According to Yoav Tamir, a workers’ advice center representative, tens of thousands of Palestinian workers, now left with no employment, have little recourse to change their situation. Despite all of them having a pension fund in Israel, they face a significant obstacle: they were not fired and did not quit but are now stuck behind closed army checkpoints, which prevents them from accessing the funds. “In order to get money from the pension fund, they need to stop working,” Tamir tells me. “But if they stop working then they forfeit their work permit.”

“The situation now is very dire, and most of the West Bank economy is on the brink of collapse because there is no money coming in at all and workers are not working,” Tamir says. “People have children they can’t feed, and the situation is on the verge of exploding.”

As construction has almost completely stalled throughout Israel and its settlements since October 7, Israeli authorities have verbalized their intention to replace the Palestinians with foreign workers from various countries. However, Palestinian analysts tell me this scenario of successfully replacing Palestinians with foreign labor is highly unlikely. Tamir has also stated that such a plan is “not possible.”

“One reason that makes Palestinian workers desirable for Israelis is that these work permits allow Palestinians to work — but not sleep — in Israel,” Shikaki explains. “And that for Israel means the employers do not need to pay the public and service needs it would need to with foreign labor that must move their lives to Israel.” Foreign workers have encountered widespread abuse in Israel.

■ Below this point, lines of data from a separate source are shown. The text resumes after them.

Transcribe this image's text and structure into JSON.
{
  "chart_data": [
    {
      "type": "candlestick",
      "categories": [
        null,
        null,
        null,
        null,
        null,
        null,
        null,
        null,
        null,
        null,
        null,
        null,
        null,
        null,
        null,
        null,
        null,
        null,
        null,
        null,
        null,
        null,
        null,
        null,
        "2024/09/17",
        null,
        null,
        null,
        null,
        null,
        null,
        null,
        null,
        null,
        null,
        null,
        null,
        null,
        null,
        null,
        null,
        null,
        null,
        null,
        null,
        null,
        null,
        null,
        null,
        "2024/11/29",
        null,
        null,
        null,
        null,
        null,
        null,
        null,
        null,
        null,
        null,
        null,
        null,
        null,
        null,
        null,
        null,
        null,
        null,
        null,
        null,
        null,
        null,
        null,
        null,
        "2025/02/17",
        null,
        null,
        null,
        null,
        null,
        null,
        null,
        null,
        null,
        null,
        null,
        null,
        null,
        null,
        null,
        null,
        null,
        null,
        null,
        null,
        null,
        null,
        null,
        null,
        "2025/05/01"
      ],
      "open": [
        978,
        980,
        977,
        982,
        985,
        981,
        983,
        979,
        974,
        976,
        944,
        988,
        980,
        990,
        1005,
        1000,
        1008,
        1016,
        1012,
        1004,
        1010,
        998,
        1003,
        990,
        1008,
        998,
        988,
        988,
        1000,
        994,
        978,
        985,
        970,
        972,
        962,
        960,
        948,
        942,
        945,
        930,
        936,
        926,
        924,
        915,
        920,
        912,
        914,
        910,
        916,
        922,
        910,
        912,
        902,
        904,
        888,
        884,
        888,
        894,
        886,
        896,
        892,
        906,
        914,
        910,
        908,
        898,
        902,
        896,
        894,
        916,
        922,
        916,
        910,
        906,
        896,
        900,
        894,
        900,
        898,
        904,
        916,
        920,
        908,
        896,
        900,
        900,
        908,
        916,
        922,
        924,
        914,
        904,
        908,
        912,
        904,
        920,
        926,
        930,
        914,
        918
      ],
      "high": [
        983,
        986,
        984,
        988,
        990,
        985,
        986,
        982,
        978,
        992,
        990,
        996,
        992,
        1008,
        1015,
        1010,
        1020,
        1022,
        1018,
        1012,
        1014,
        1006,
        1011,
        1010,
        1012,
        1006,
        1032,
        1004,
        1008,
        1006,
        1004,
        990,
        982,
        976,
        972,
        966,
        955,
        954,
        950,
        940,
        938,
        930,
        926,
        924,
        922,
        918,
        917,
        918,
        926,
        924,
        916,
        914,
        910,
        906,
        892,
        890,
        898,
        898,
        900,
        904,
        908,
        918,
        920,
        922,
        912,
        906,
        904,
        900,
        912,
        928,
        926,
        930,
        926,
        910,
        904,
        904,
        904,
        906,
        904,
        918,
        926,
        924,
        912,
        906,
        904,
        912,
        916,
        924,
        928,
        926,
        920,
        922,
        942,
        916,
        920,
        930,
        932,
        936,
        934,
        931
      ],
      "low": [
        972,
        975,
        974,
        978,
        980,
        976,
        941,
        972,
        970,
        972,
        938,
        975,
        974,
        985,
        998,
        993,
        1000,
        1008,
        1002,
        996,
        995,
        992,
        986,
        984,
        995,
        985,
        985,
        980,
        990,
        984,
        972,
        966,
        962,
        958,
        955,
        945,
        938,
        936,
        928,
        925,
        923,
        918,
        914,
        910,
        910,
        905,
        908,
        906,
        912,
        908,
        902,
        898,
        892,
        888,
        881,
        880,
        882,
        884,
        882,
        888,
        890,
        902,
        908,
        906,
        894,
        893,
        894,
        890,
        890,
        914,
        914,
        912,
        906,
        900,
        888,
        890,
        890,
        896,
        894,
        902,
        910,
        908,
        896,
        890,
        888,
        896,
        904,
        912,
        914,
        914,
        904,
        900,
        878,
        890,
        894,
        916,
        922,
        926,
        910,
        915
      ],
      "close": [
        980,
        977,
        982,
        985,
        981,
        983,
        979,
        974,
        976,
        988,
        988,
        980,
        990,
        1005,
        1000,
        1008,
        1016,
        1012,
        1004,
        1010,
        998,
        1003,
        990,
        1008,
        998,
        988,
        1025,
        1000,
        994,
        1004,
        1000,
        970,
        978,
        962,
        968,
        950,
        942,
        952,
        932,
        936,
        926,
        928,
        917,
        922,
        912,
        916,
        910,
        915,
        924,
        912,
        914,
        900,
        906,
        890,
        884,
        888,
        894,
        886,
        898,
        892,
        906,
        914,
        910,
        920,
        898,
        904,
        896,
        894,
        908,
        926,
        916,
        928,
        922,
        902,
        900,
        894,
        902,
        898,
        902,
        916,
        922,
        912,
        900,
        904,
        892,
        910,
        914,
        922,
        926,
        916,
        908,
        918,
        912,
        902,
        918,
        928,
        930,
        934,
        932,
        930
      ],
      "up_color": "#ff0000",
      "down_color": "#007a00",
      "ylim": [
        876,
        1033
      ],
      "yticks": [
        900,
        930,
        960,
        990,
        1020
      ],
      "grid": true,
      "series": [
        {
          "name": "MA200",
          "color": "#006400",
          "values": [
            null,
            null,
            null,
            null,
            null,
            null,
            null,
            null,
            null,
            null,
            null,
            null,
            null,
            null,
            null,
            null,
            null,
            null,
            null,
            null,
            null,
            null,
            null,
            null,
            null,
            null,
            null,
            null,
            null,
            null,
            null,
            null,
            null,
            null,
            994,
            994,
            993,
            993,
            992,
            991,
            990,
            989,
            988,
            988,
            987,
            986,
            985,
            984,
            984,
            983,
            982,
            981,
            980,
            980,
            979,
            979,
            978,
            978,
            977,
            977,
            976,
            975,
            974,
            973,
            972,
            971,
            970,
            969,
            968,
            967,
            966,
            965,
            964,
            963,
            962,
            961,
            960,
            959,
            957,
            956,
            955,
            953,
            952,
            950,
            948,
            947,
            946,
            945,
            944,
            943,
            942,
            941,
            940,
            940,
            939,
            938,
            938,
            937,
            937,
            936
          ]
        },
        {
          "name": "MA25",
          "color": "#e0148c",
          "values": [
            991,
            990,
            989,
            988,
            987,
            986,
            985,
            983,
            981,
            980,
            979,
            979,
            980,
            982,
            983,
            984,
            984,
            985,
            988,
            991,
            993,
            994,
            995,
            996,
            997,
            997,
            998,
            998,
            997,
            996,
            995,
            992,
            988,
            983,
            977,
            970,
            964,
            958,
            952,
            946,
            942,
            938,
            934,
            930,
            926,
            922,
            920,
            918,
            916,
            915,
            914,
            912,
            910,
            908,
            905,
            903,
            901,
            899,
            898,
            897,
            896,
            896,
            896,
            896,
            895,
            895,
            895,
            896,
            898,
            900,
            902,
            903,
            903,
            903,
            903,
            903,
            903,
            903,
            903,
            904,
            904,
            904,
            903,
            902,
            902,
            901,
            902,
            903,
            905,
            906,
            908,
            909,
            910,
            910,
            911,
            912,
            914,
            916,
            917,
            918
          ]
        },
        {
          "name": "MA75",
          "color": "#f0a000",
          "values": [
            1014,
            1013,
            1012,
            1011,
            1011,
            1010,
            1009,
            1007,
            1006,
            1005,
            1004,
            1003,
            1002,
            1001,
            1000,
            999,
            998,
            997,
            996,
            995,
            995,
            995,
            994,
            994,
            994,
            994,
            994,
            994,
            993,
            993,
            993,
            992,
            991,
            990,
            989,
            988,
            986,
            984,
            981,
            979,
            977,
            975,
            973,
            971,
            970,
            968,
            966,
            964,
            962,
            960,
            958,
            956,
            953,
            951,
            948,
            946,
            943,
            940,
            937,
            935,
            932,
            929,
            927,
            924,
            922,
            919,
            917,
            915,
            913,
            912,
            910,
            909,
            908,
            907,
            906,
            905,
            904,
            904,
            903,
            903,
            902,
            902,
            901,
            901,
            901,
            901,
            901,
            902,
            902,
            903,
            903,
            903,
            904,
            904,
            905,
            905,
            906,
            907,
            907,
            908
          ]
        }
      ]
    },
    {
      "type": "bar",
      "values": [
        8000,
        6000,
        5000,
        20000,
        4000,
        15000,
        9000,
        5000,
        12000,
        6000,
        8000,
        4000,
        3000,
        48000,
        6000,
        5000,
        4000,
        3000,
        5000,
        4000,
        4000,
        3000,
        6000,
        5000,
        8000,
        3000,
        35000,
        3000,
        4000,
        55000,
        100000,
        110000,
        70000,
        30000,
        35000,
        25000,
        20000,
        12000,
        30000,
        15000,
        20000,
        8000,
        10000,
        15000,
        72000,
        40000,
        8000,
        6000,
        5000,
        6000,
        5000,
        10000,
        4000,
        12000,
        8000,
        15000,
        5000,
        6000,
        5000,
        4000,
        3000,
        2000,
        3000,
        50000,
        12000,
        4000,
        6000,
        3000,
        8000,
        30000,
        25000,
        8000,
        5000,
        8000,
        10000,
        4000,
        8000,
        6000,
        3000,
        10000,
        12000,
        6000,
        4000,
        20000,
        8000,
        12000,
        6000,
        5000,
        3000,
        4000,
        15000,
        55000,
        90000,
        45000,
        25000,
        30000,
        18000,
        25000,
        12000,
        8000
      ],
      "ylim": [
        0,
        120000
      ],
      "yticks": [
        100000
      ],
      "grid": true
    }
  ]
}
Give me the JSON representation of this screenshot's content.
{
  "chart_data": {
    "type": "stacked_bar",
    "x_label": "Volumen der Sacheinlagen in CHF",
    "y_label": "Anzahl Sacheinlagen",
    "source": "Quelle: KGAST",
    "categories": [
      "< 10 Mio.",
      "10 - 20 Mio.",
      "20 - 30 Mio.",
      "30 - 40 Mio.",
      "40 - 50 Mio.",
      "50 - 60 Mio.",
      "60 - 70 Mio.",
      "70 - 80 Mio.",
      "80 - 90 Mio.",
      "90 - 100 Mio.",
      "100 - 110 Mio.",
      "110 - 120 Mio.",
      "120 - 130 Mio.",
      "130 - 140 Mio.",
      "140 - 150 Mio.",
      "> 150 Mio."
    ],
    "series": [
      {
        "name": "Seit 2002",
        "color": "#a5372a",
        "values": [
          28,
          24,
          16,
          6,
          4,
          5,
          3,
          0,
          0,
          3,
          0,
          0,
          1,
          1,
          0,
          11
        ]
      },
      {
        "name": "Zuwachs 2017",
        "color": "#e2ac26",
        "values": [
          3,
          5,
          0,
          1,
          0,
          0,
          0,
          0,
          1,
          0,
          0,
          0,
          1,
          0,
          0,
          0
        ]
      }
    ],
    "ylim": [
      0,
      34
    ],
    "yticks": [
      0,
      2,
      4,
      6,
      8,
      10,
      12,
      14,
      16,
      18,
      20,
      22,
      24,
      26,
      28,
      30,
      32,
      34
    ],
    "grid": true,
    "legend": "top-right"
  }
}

“The other reason pertains to the ideology of the Israeli state,” Shikaki continues. “Israel wants to be a homogenous Jewish state. But bringing more and more people from places like India, Thailand, Moldova, Sri Lanka, is going to threaten and undermine that.” Most likely, Palestinians will eventually be allowed back into Israel and the rest of the settlements, but with much tighter restrictions and more security checks. “Slowly they are going to allow the workers to go back because [Israel] can’t survive without them,” Shikaki says.

Ayad says she now has “no confidence” in the union for which she and the other women at her job fought. However, Ziadeh tells me he is still proud of the workers’ achievements. At his garage, their Israeli employer has continued to respect their signed labor agreement. “I still believe we did a good thing for all the workers,” Ziadeh says.

Others, however, have little optimism. One worker, who requested anonymity, said simply: “What’s the point of a union if Israel can just close the checkpoints and not allow you to go to your job?”

[Jaclynn Ashly is an independent journalist currently based in the United States.]